Specific Feedback Requested

This duck had just surfaced and was fortunately somewhat close to where I was. I had a considerable number of specular highlights, and probably cloned way over 100. At what point do you feel it’s okay to have some. I have never removed as many as I did on this image but frequently I get feedback that they should be removed. What is reasonable?

Technical Details

Is this a composite: No
Iso-1600, 400+ 2X, F6 .3, 2500th, A7r4, 12.5 megapixels out of 61 or 20% of full frame.

It is a Common by the triangular head shape… As for highlights, sometimes with diving ducks that is what you get and if too many I just delete… if just a few, depending on where, they can add to the photo or I remove them.
I think you did not get sharp focus here, that is a bigger problem.

Hi David
I agree with Dan. I would have see the original photograph to judge on how many highlights to remove. What ever the number you did a really good job. The wake and head really add to the photograph.
Peter

You did a really good job on removing highlights. I had to check twice because duck certainly did not appear to have just resurfaced from a dive. Nice look back pose as it swims away.
Generally if I am going to post or process a photo I try to remove the highlights otherwise I do not process.

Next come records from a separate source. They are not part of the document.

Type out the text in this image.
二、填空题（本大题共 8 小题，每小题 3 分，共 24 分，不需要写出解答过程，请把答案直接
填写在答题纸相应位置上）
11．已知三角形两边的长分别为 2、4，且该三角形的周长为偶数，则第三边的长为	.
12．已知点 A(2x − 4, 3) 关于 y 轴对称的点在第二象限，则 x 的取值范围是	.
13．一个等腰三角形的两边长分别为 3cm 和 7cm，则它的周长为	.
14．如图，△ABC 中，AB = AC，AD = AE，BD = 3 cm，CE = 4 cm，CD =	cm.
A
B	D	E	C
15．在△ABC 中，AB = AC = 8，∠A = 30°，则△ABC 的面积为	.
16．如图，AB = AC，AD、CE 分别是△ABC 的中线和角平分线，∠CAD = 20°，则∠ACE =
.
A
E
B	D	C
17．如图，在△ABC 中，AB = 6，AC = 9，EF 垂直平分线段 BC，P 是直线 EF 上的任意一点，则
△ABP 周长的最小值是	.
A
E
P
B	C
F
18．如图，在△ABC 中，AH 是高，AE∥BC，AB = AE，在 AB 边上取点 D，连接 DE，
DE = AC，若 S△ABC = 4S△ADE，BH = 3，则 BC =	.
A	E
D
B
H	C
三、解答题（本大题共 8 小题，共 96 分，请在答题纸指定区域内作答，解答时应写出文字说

I’m in the case-by-case camp when it comes to removing highlights, but I generally do remove those that I find distracting. If you look at my last post closely, you’ll see quite a few very small ones remaining from drops on the grasses. I removed those that I thought drew my attention. It does look as if the focus was on the eye, but with the duck swimming away, the rear end is significantly out of focus.